Walgreens' former CEO Greg Wasson and CFO Wade Miquelon were well aware that the pharmacy would miss that $9 billion target badly, the SEC alleged on Friday. Yet Walgreens' top brass repeatedly affirmed the number to investors in earnings calls throughout 2013 and 2014.
Finally, in August 2014, two years after it first announced the Boots merger, Walgreens admitted it wouldn't meet its profit forecast. It drastically cut its 2016 adjusted operating profit target down to $7.2 billion, shocking investors. The stock dropped more than 14% when it announced the change.
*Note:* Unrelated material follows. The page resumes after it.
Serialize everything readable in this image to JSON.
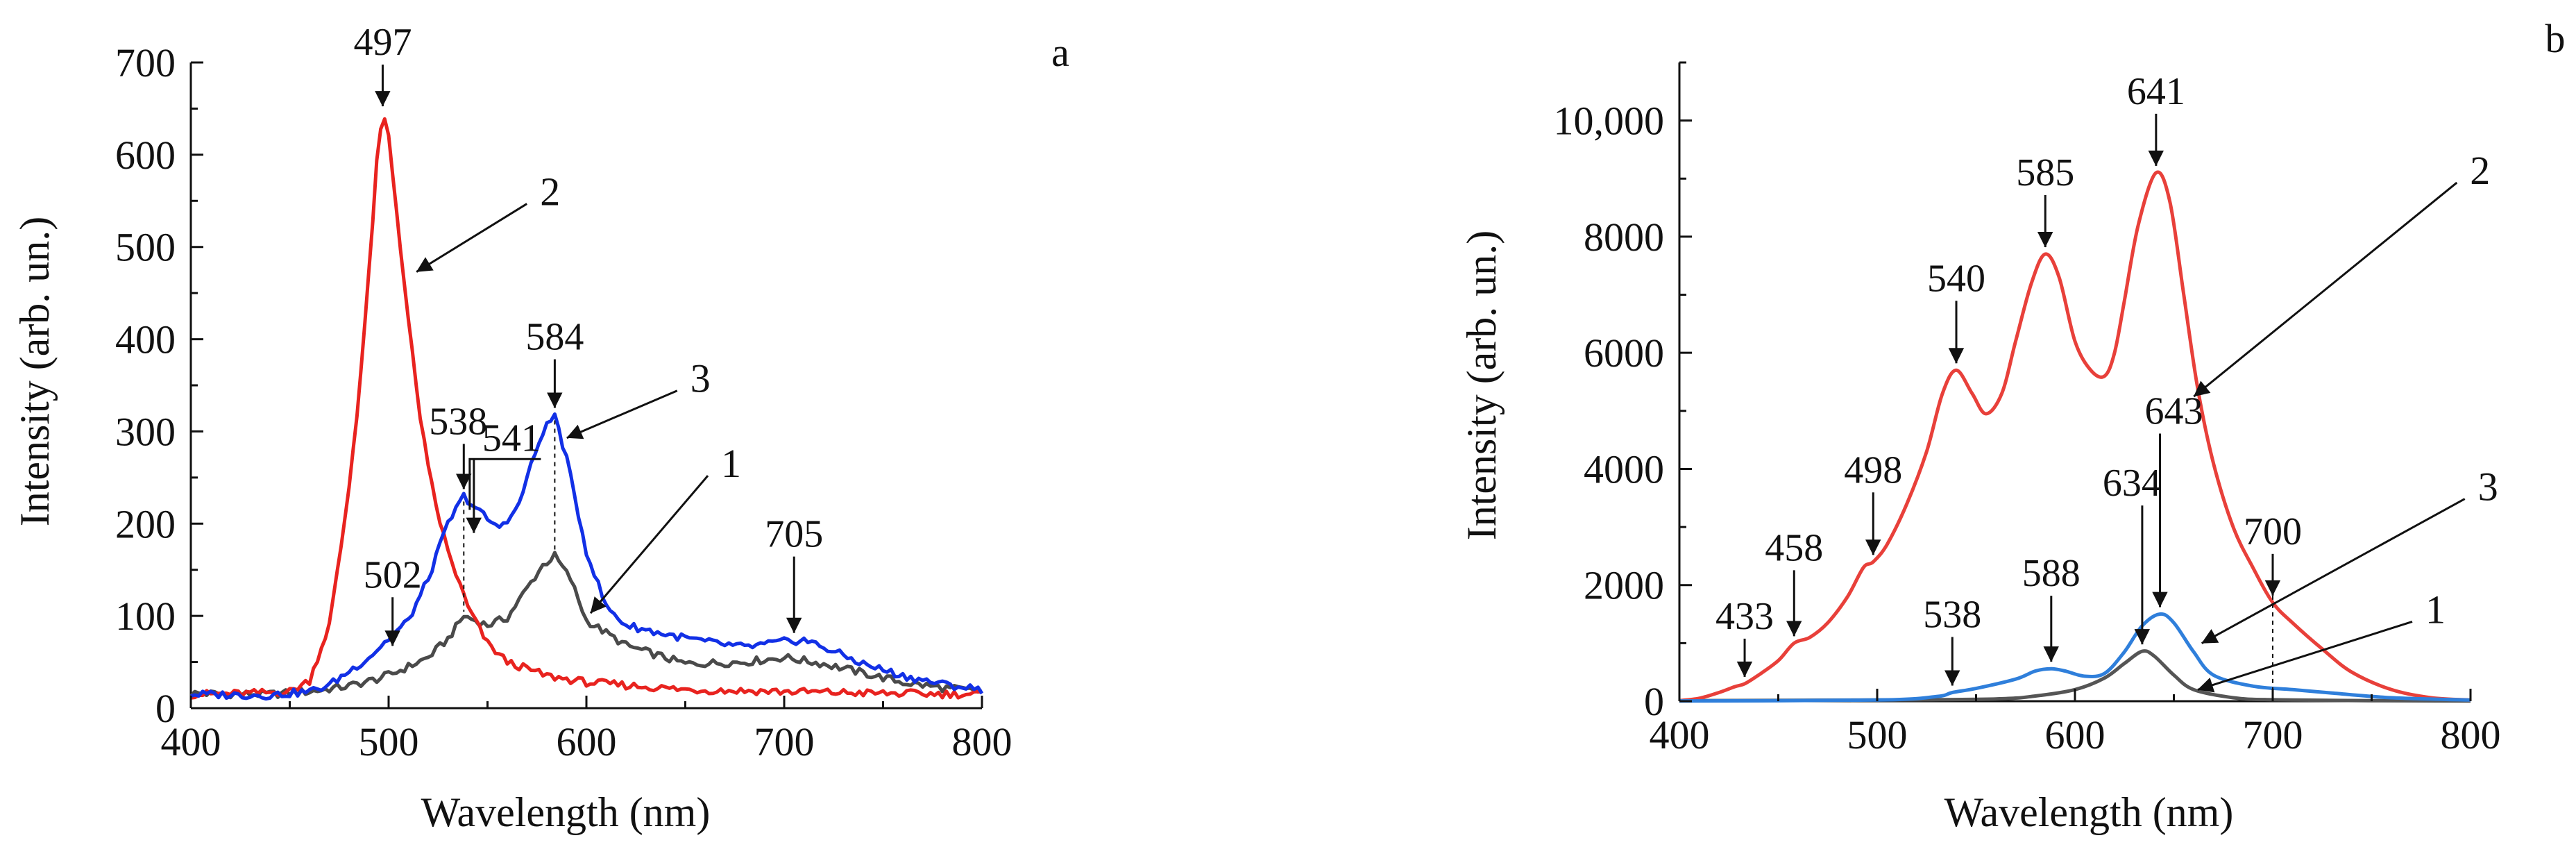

The SEC on Friday settled with Walgreens for misleading its investors. Walgreens agreed to pay a $34.5 million penalty.
"Over multiple reporting periods, senior Walgreens executives misled investors about the company's public financial goal," said Stephanie Avakian, co-director of the SEC's Division of Enforcement in a statement. "The penalty assessed against Walgreens is intended to punish and deter such conduct, which deprived investors of information necessary to make fully informed investment decisions."
According to the SEC, Walgreens' (WBA) internal forecasts said management knew the risk of missing the 2016 projection had increased "significantly."
In its settlement, Walgreens did not admit or deny the allegations.
"The settlement does not involve any of Walgreens Boots Alliance's current officers or executives, nor does it allege that anyone acted intentionally or recklessly at any time," the company said in a release.
Wasson and Miquelon each will pay a $160,000 penalty. Walgreens' stock was unchanged on the news.